Tor.com has just published a new story of mine, "The Things that Make Me Weak and Strange Get Engineered Away" (the title is from "The Future Soon," a Jonathan Coulton song), which is about geek monasteries that house smart people who can't get along in the world and put them to work as coders. The story is the first Tor.com piece to be Creative Commons licensed and you're encouraged to remix it, translate it, whatever. There's already a podcast of me reading the story (also CC licensed) and PDF, Mobipocket and Sony reader files are already available.
Lawrence's cubicle was just the right place to chew on a thorny logfile problem: decorated with the votive fetishes of his monastic order, a thousand calming, clarifying mandalas and saints devoted to helping him think clearly.
From the nearby cubicles, Lawrence heard the ritualized muttering of a thousand brothers and sisters in the Order of Reflective Analytics, a susurration of harmonized, concentrated thought. On his display, he watched an instrument widget track the decibel level over time, the graph overlaid on a 3D curve of normal activity over time and space. He noted that the level was a little high, the room a little more anxious than usual.
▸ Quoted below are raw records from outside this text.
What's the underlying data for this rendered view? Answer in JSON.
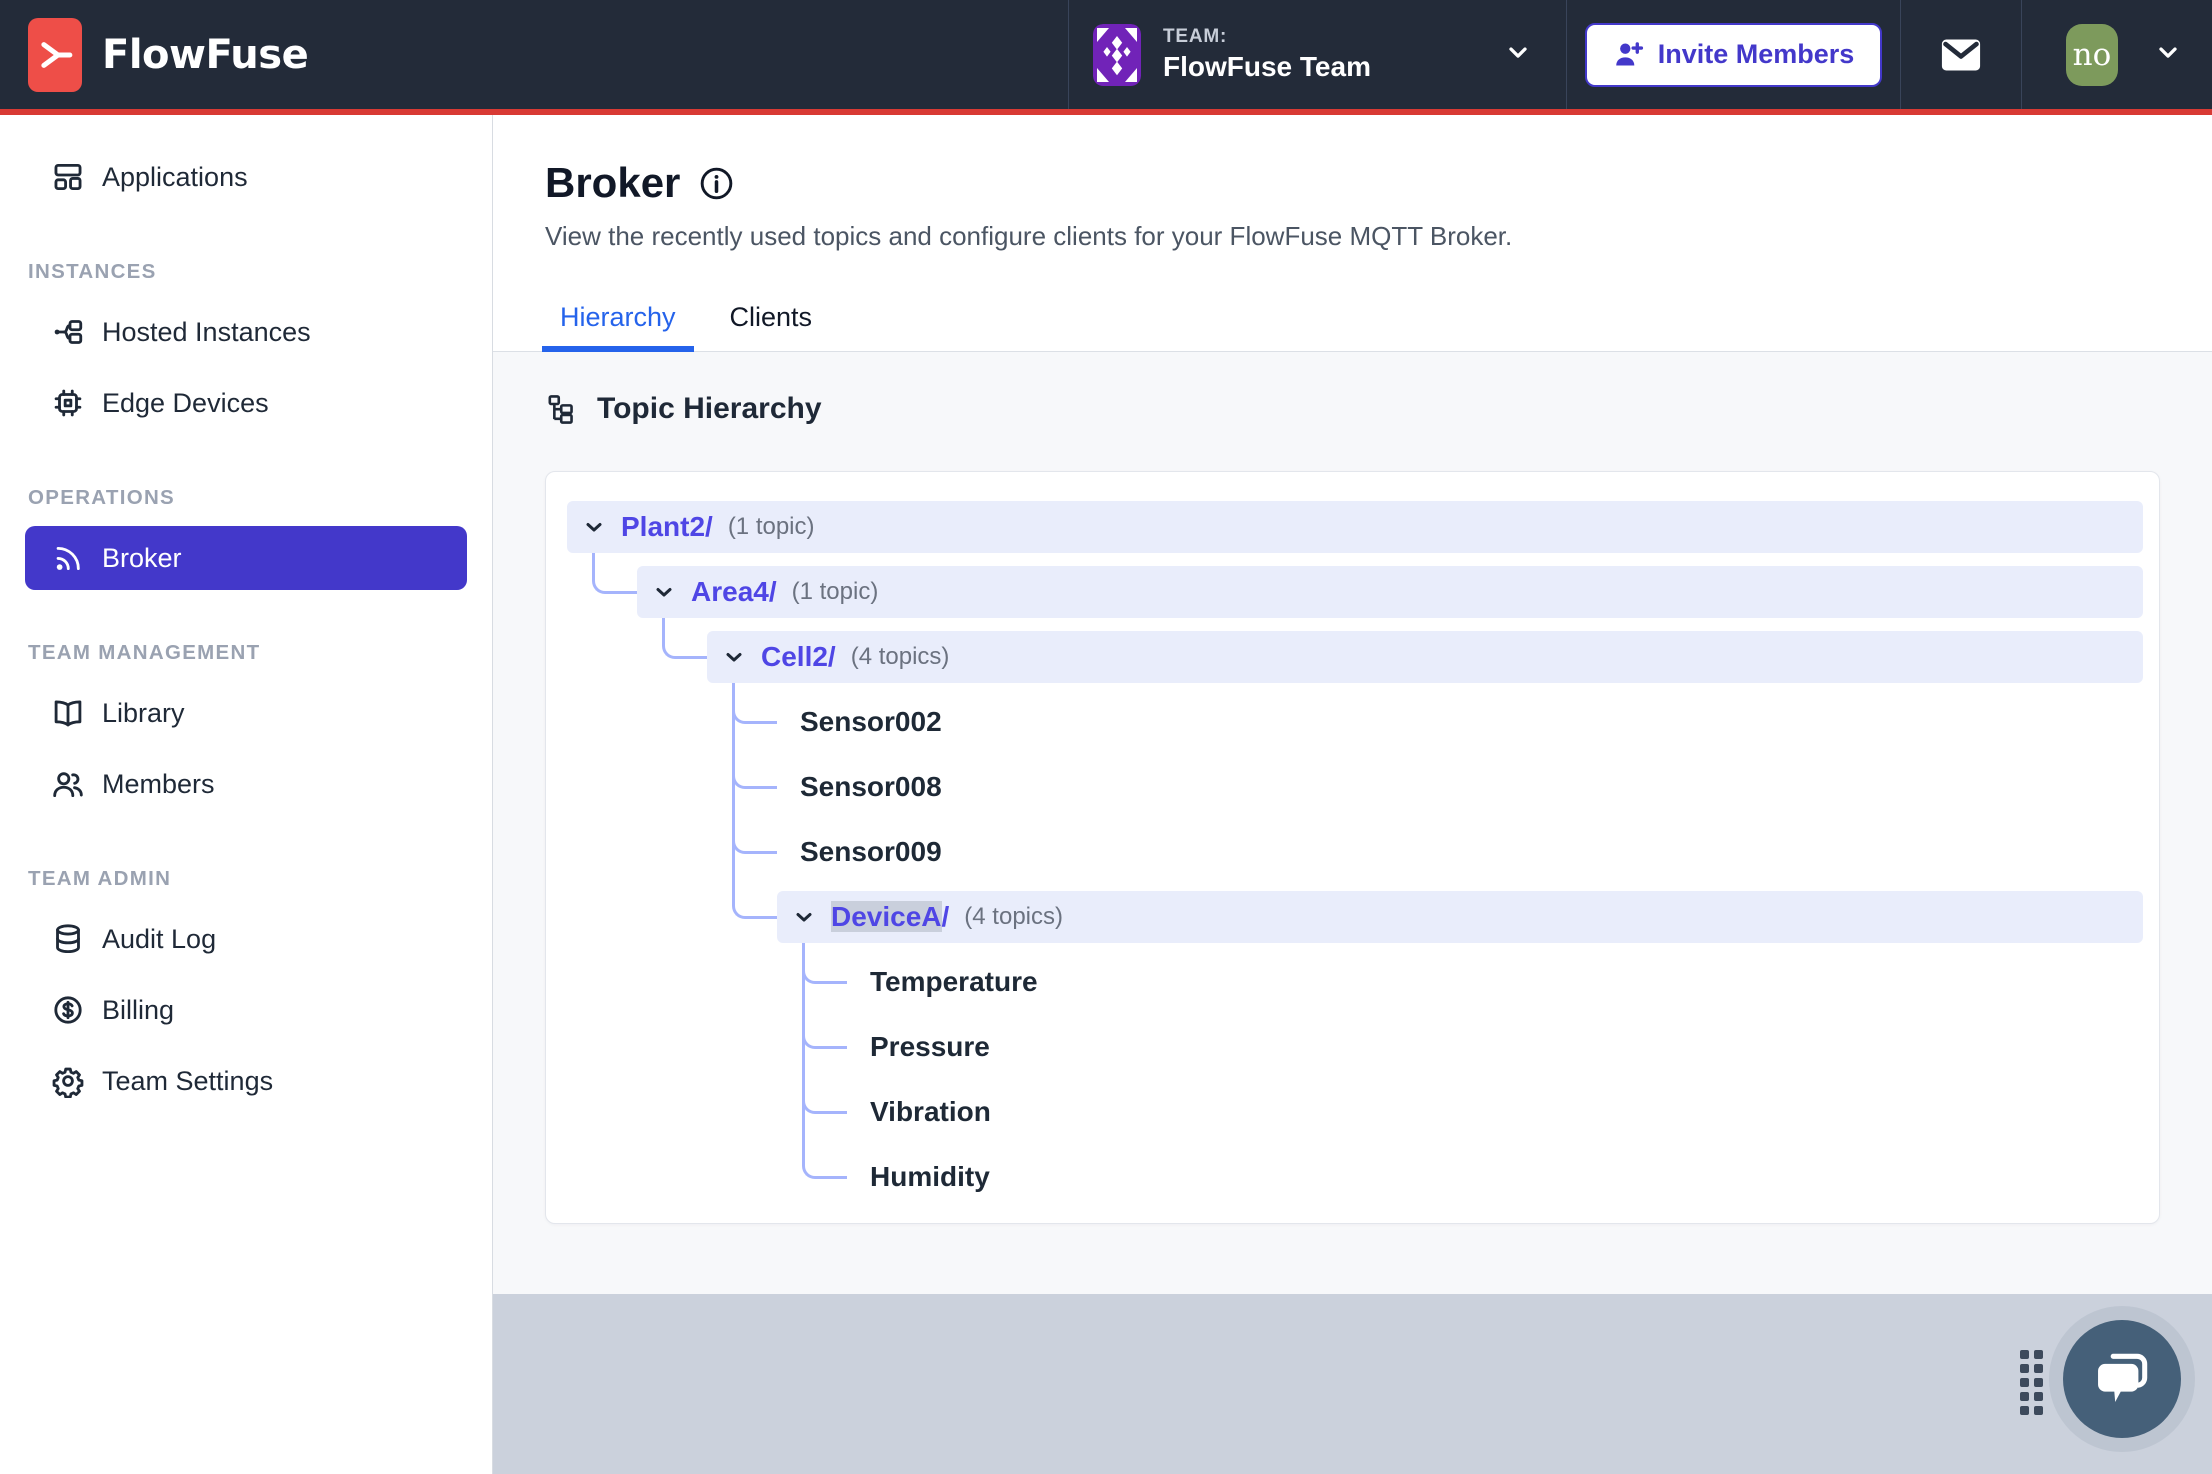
{
  "colors": {
    "navbar_bg": "#232B39",
    "accent_red": "#D83A34",
    "logo_red": "#EE4E48",
    "indigo_primary": "#4338CA",
    "tree_label_indigo": "#4F46E5",
    "tree_row_bg": "#E9EDFB",
    "connector": "#A5B4FC",
    "tab_active_blue": "#2563EB",
    "footer_gray": "#CBD1DC",
    "chat_slate": "#456079",
    "avatar_green": "#7D9A5C",
    "avatar_purple": "#7123B8"
  },
  "navbar": {
    "logo_text": "FlowFuse",
    "team_label": "TEAM:",
    "team_name": "FlowFuse Team",
    "invite_button": "Invite Members",
    "user_avatar_text": "no"
  },
  "sidebar": {
    "sections": [
      {
        "header": null,
        "items": [
          {
            "label": "Applications",
            "icon": "applications-icon",
            "active": false
          }
        ]
      },
      {
        "header": "INSTANCES",
        "items": [
          {
            "label": "Hosted Instances",
            "icon": "hosted-instances-icon",
            "active": false
          },
          {
            "label": "Edge Devices",
            "icon": "edge-devices-icon",
            "active": false
          }
        ]
      },
      {
        "header": "OPERATIONS",
        "items": [
          {
            "label": "Broker",
            "icon": "broker-icon",
            "active": true
          }
        ]
      },
      {
        "header": "TEAM MANAGEMENT",
        "items": [
          {
            "label": "Library",
            "icon": "library-icon",
            "active": false
          },
          {
            "label": "Members",
            "icon": "members-icon",
            "active": false
          }
        ]
      },
      {
        "header": "TEAM ADMIN",
        "items": [
          {
            "label": "Audit Log",
            "icon": "audit-log-icon",
            "active": false
          },
          {
            "label": "Billing",
            "icon": "billing-icon",
            "active": false
          },
          {
            "label": "Team Settings",
            "icon": "team-settings-icon",
            "active": false
          }
        ]
      }
    ]
  },
  "page": {
    "title": "Broker",
    "description": "View the recently used topics and configure clients for your FlowFuse MQTT Broker.",
    "tabs": [
      {
        "label": "Hierarchy",
        "active": true
      },
      {
        "label": "Clients",
        "active": false
      }
    ],
    "section_title": "Topic Hierarchy"
  },
  "tree": {
    "nodes": [
      {
        "label": "Plant2",
        "suffix": "/",
        "count": "(1 topic)",
        "level": 0,
        "expandable": true,
        "parent": null,
        "highlighted": false
      },
      {
        "label": "Area4",
        "suffix": "/",
        "count": "(1 topic)",
        "level": 1,
        "expandable": true,
        "parent": 0,
        "highlighted": false
      },
      {
        "label": "Cell2",
        "suffix": "/",
        "count": "(4 topics)",
        "level": 2,
        "expandable": true,
        "parent": 1,
        "highlighted": false
      },
      {
        "label": "Sensor002",
        "suffix": "",
        "count": "",
        "level": 3,
        "expandable": false,
        "parent": 2,
        "highlighted": false
      },
      {
        "label": "Sensor008",
        "suffix": "",
        "count": "",
        "level": 3,
        "expandable": false,
        "parent": 2,
        "highlighted": false
      },
      {
        "label": "Sensor009",
        "suffix": "",
        "count": "",
        "level": 3,
        "expandable": false,
        "parent": 2,
        "highlighted": false
      },
      {
        "label": "DeviceA",
        "suffix": "/",
        "count": "(4 topics)",
        "level": 3,
        "expandable": true,
        "parent": 2,
        "highlighted": true
      },
      {
        "label": "Temperature",
        "suffix": "",
        "count": "",
        "level": 4,
        "expandable": false,
        "parent": 6,
        "highlighted": false
      },
      {
        "label": "Pressure",
        "suffix": "",
        "count": "",
        "level": 4,
        "expandable": false,
        "parent": 6,
        "highlighted": false
      },
      {
        "label": "Vibration",
        "suffix": "",
        "count": "",
        "level": 4,
        "expandable": false,
        "parent": 6,
        "highlighted": false
      },
      {
        "label": "Humidity",
        "suffix": "",
        "count": "",
        "level": 4,
        "expandable": false,
        "parent": 6,
        "highlighted": false
      }
    ]
  }
}
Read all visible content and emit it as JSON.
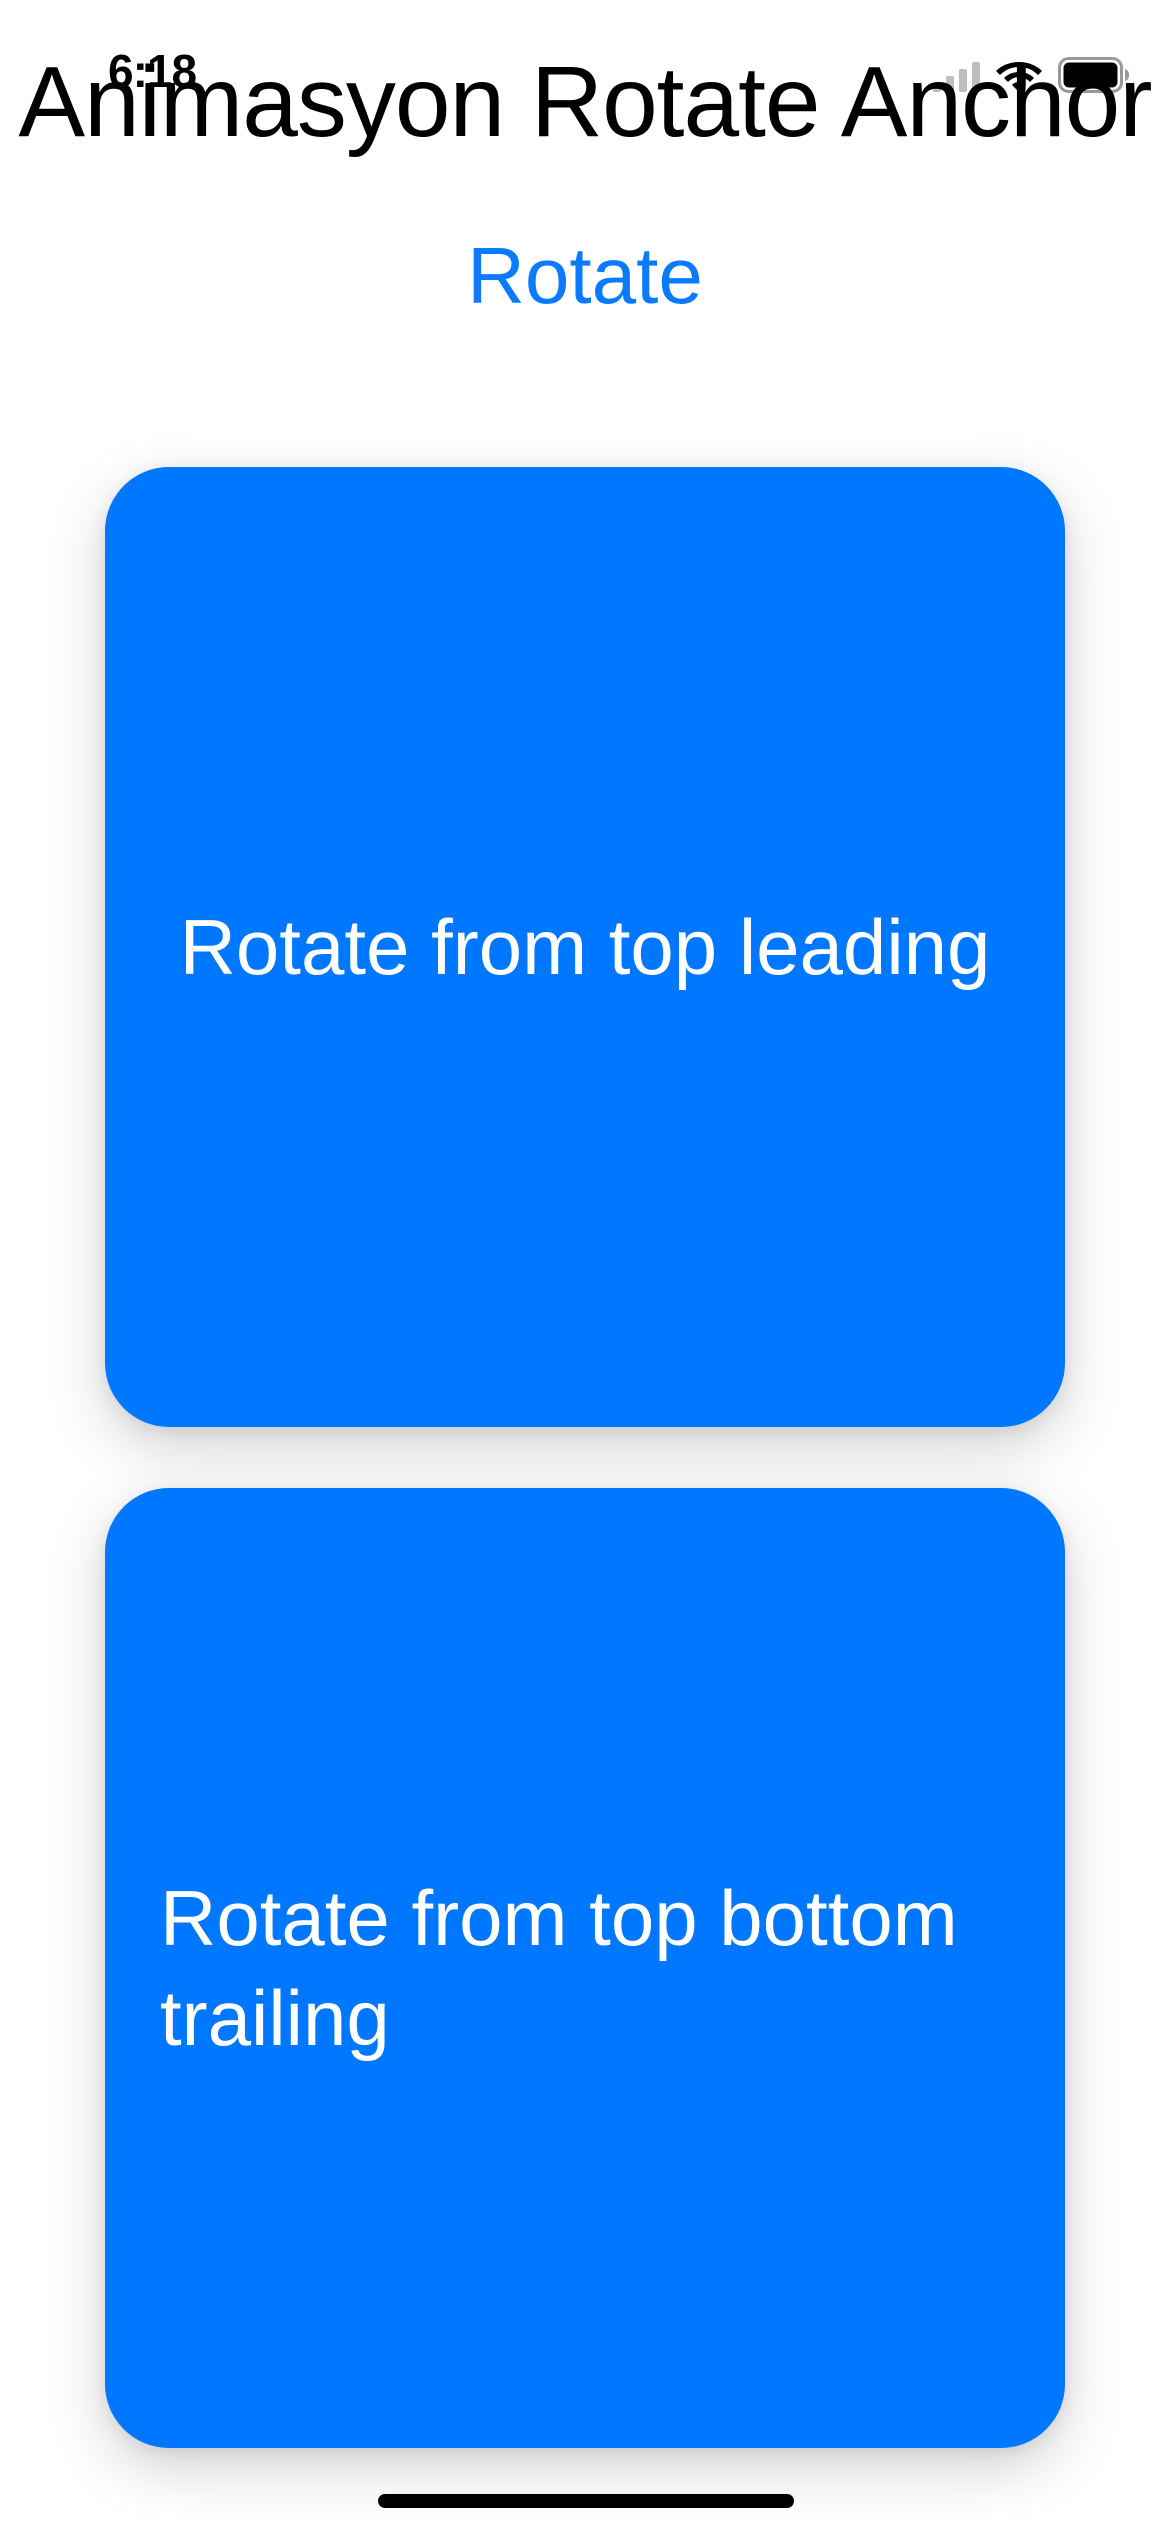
{
  "status_bar": {
    "time": "6:18"
  },
  "header": {
    "title": "Animasyon Rotate Anchor"
  },
  "actions": {
    "rotate_label": "Rotate"
  },
  "cards": [
    {
      "label": "Rotate from top leading"
    },
    {
      "label": "Rotate from top bottom trailing"
    }
  ],
  "colors": {
    "accent": "#0a7aff",
    "card_background": "#0077ff",
    "card_text": "#ffffff",
    "background": "#ffffff"
  },
  "icons": [
    "cellular-signal-icon",
    "wifi-icon",
    "battery-icon"
  ]
}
He clicked and tapped and thought some more, massaging the logfile to see if he could make it snap into focus and make sense, but it stubbornly refused to be sensible. The data tracked the custody chain of the bitstream the Order munged for the Securitat, and somewhere in there, a file had grown by 68 bytes, blowing its checksum and becoming An Anomaly.
Order lore was filled with Anomalies, loose threads in the fabric of reality–bugs to be squashed in the data-set that was the Order's universe. Starting with the pre-Order sysadmin who'd tracked a $0.75 billing anomaly back to foreign spy-ring that was using his systems to hack his military, these morality tales were object lessons to the Order's monks: pick at the seams and the world will unravel in useful and interesting ways.